Sağlıklı beslendiği varsayılan gelişmiş ülkelerin göz önünde bulundurulması gereken bir başka konu ise Egemen Servet Fonlarıdır (SWF). Egemen Servet Fonları’nın son yıllardaki gelişimi obezitenenin yönünü değiştirebilir mi? Egemen Servet Fonları’ndaki bu ani artış gelişmekte olan ülkelerin ihracat performanslarına bağlı oluşan döviz rezervlerinin doğal bir ürünü iken bu Egemen Servet Fonları CAPM tipi bir yatırımcı gibi davranış göstermeye başlarsa bunun yan etkileri ne olur? G8 Ülkeleri’nden ABD, Kanada ve Rusya’nın oluşturduğu fonlar Orta Doğu, Suudi Arabistan ve Uzak Doğu ülkeleri ile karşılatırıldığında çok mütevazi miktarlardadır.

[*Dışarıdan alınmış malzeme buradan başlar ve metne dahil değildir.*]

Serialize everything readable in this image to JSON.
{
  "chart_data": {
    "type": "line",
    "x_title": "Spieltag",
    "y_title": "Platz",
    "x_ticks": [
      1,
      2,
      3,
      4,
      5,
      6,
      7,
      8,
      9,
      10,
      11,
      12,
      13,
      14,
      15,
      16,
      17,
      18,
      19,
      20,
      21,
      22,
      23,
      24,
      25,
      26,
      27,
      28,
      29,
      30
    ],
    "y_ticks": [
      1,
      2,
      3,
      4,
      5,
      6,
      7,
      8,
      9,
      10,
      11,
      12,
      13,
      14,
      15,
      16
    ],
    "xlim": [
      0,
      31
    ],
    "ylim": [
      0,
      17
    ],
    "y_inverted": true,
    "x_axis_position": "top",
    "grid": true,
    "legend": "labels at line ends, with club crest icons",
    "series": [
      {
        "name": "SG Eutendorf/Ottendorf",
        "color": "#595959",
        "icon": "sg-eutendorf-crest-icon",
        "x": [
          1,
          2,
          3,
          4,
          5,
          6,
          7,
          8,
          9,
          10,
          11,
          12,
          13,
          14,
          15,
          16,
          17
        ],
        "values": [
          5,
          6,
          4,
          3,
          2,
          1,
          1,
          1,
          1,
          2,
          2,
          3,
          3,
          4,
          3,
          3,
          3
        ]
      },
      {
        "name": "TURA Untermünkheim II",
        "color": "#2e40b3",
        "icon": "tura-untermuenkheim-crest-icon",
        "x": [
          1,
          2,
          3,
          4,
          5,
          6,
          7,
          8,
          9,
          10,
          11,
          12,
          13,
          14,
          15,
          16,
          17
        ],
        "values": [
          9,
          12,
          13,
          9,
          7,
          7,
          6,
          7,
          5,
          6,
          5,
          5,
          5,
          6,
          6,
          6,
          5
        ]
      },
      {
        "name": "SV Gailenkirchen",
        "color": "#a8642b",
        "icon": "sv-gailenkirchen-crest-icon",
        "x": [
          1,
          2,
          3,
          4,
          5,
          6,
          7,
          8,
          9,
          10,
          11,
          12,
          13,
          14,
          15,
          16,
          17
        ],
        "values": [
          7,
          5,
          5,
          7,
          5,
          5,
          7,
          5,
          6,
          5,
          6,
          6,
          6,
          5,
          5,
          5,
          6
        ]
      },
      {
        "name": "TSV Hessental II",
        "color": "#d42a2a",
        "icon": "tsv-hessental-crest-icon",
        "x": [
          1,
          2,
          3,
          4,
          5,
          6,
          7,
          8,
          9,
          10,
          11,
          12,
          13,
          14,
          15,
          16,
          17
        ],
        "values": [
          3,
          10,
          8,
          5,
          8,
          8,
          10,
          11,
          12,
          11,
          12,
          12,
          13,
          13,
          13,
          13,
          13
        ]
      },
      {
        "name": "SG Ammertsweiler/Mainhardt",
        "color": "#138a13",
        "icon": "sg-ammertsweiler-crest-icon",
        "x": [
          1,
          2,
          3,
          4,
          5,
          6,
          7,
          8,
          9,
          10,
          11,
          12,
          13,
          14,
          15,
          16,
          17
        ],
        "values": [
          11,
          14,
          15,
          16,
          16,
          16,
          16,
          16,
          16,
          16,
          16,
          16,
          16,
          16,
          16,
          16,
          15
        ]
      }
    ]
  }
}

Konuyu savaş literatürüyle; Osman Pamukoğlu’nun Kara Tohum adlı kitabından bir alıntıyla bağlarsak:

“Asya tipi savaş, gayri nizami savaş, gerilla savaşı, tam bir savaş olup düşünen, yaratan, hayal eden, sabır yetenekli, uzun savaşlardır… Batı modeli savaş tek boyutludur ve demiri esas almaktadır. İnsanın önemini fark etmiş gibi davranır ama uygulamada geleneksel ve kalıpçı olduğu için Asya tipi savaşlarda her zaman mağlup olacak ve işin sonunu getiremeyecektir.”

3. Dünya Savaşı’nın ülkelerin finansal piyasaları üzerinden olacağını(olduğunu) varsayarsak Egemen Servet Fonları gelişmekte olan ülkelerin, gelişmiş ülkeleri hantal, obez ve sermaye giriş çıkışlarına duyarlı ekonomiler haline getirmesi için gereken şekerlemeler olabilir mi? Belki de her na kadar Egemen Servet Fonları ile ilgili veri bulmak zor olsa da, ülke ekonomileri üzerine yaptıkları etkiler bir “Hansel ve Gretel Obezite Endeksi” oluşturarak mümkün olabilir.